For months, Mr. Netanyahu has been trying to navigate the countervailing pressures from Israel’s allies who are seeking a halt in the fighting and his right-wing coalition partners who are pushing for a continued battle against Hamas.
Then on Friday, President Biden stepped up the pressure, declaring it was time for the war to end and outlining a new cease-fire proposal that he said Israel had endorsed. The move intensified pressure on Mr. Netanyahu to bring the war to a close, but he might not be able to do that without losing his grip on power.
The domestic political difficulties Mr. Netanyahu faces became evident on Monday when the far-right national security minister, Itamar Ben-Gvir, who is key to his governing coalition, declared again that he would not accept the latest proposal, if it left Hamas intact.
He said his party would pull out of the government if Israel moved forward with such an agreement. Without Mr. Ben-Gvir’s six parliamentary seats, Mr. Netanyahu would likely struggle to remain in office.
Hamas has said it views the proposal Mr. Biden outlined “positively” but has not said whether it would accept it. On Sunday, Ghazi Hamad, a senior Hamas official told an Egyptian channel that “the ball” was now “in the Israeli court.”
Another far-right political leader, Bezalel Smotrich, the finance minister, threatened to topple the government, if it agrees to the proposal. “If the government, God forbid, decides to adopt this proposal of surrender, we will no longer be a part of it and we will take action to replace the failing leadership with a new leadership that knows how to defeat Hamas and win the war,” he said.
Mr. Netanyahu, meanwhile, offered assurances to lawmakers in a closed-door meeting that Israel’s latest proposal would not end the war without ending Hamas’s rule in Gaza. He said it would enable Israel to continue fighting Hamas until all its war aims are achieved, including destroying the military and governing capabilities of the group, which led the deadly Oct. 7 attacks in southern Israel.
“The claims that we have agreed to a cease-fire without our conditions being met are incorrect,” Mr. Netanyahu said on Monday, speaking before the Knesset’s Foreign Affairs and Defense Committee, according to a statement from his office.

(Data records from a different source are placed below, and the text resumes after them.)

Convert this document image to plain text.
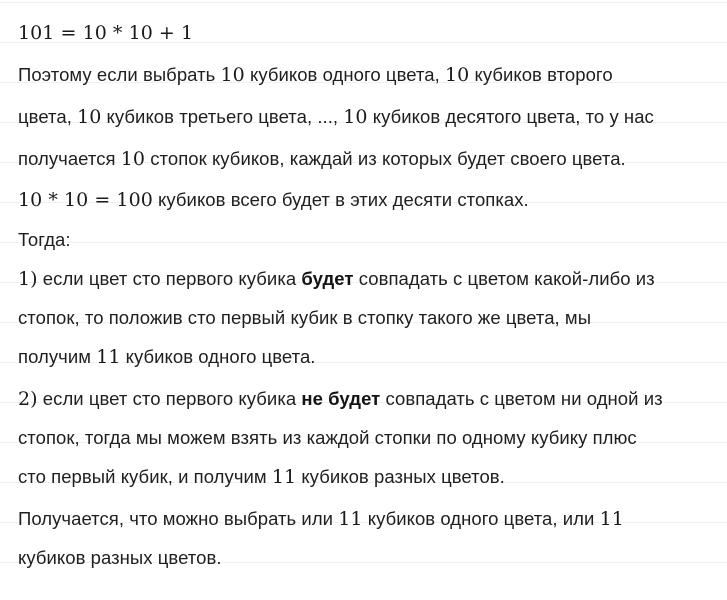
101 = 10 * 10 + 1
Поэтому если выбрать 10 кубиков одного цвета, 10 кубиков второго
цвета, 10 кубиков третьего цвета, ..., 10 кубиков десятого цвета, то у нас
получается 10 стопок кубиков, каждай из которых будет своего цвета.
10 * 10 = 100 кубиков всего будет в этих десяти стопках.
Тогда:
1) если цвет сто первого кубика будет совпадать с цветом какой-либо из
стопок, то положив сто первый кубик в стопку такого же цвета, мы
получим 11 кубиков одного цвета.
2) если цвет сто первого кубика не будет совпадать с цветом ни одной из
стопок, тогда мы можем взять из каждой стопки по одному кубику плюс
сто первый кубик, и получим 11 кубиков разных цветов.
Получается, что можно выбрать или 11 кубиков одного цвета, или 11
кубиков разных цветов.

The prime minister expressed openness to a 42-day pause in the fighting — part of the first phase of what U.S. officials have described as the three-phase deal proposed by Israel — but rejected a complete end to the war without Hamas’s defeat or surrender, according a person present at the committee meeting, who spoke on condition of anonymity to share details of the closed door discussion.
Mr. Netanyahu also claimed that President Biden hadn’t presented the “whole picture” of the latest cease-fire proposal when he spoke about the issue last week, the person at the meeting said.

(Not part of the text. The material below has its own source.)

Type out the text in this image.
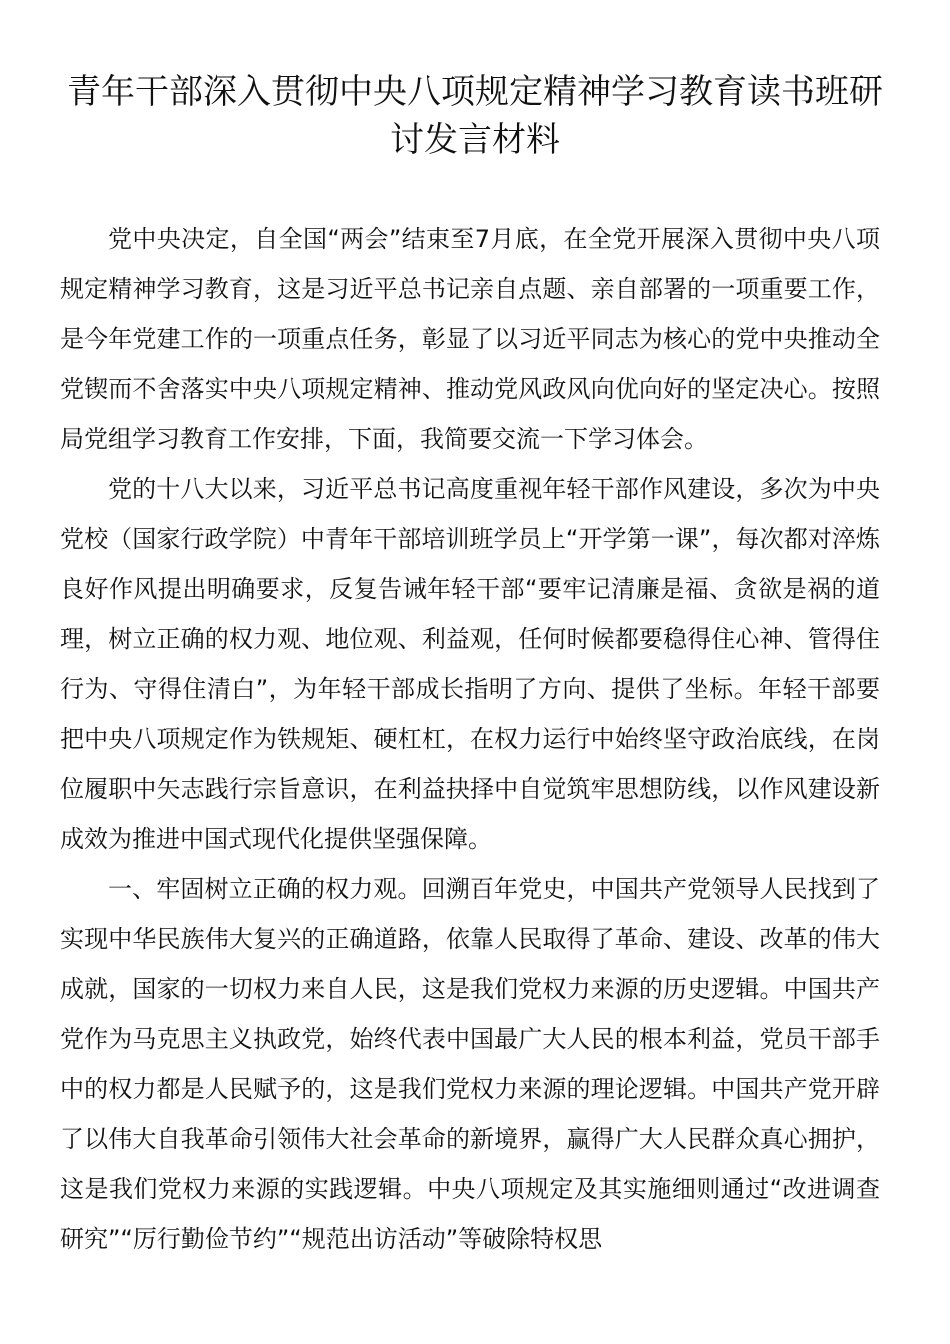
青年干部深入贯彻中央八项规定精神学习教育读书班研讨发言材料

党中央决定，自全国“两会”结束至7月底，在全党开展深入贯彻中央八项规定精神学习教育，这是习近平总书记亲自点题、亲自部署的一项重要工作，是今年党建工作的一项重点任务，彰显了以习近平同志为核心的党中央推动全党锲而不舍落实中央八项规定精神、推动党风政风向优向好的坚定决心。按照局党组学习教育工作安排，下面，我简要交流一下学习体会。

党的十八大以来，习近平总书记高度重视年轻干部作风建设，多次为中央党校（国家行政学院）中青年干部培训班学员上“开学第一课”，每次都对淬炼良好作风提出明确要求，反复告诫年轻干部“要牢记清廉是福、贪欲是祸的道理，树立正确的权力观、地位观、利益观，任何时候都要稳得住心神、管得住行为、守得住清白”，为年轻干部成长指明了方向、提供了坐标。年轻干部要把中央八项规定作为铁规矩、硬杠杠，在权力运行中始终坚守政治底线，在岗位履职中矢志践行宗旨意识，在利益抉择中自觉筑牢思想防线，以作风建设新成效为推进中国式现代化提供坚强保障。

一、牢固树立正确的权力观。回溯百年党史，中国共产党领导人民找到了实现中华民族伟大复兴的正确道路，依靠人民取得了革命、建设、改革的伟大成就，国家的一切权力来自人民，这是我们党权力来源的历史逻辑。中国共产党作为马克思主义执政党，始终代表中国最广大人民的根本利益，党员干部手中的权力都是人民赋予的，这是我们党权力来源的理论逻辑。中国共产党开辟了以伟大自我革命引领伟大社会革命的新境界，赢得广大人民群众真心拥护，这是我们党权力来源的实践逻辑。中央八项规定及其实施细则通过“改进调查研究”“厉行勤俭节约”“规范出访活动”等破除特权思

In his speech on Friday, Mr. Biden went into an unusual level of detail in presenting what he described as the new Israeli framework. He said it amounted to a road map to an “enduring cease-fire” and said that if Hamas abided by its terms, it would lead to the “cessation of hostilities permanently.”
Two Israeli officials confirmed that the offer shared by Mr. Biden generally aligned with the most recent cease-fire proposal that Israel had presented in talks mediated by Qatar and Egypt and supported by the United States.
Earlier on Monday, an official close to Mr. Ben-Gvir said he was supposed to meet with Mr. Netanyahu to discuss Israel’s most recent cease-fire offer and review a written version. But the minister said on Monday afternoon that officials in the prime minister’s office had refused to show him the document, and he made no mention of meeting with Mr. Netanyahu.
The minister said he later received a phone call from Tzachi Hanegbi, the prime minister’s national security adviser, who claimed that a written version of the proposal didn’t exist.
Shira Efron, a senior director of policy research at the Israel Policy Forum, said that while Mr. Ben Gvir and Mr. Smotrich were in a “once in a lifetime coalition” wielding influence in important ministries, they were willing to take risks that could result in the loss of decision-making power.
“They’re true ideologues,” she said in an interview.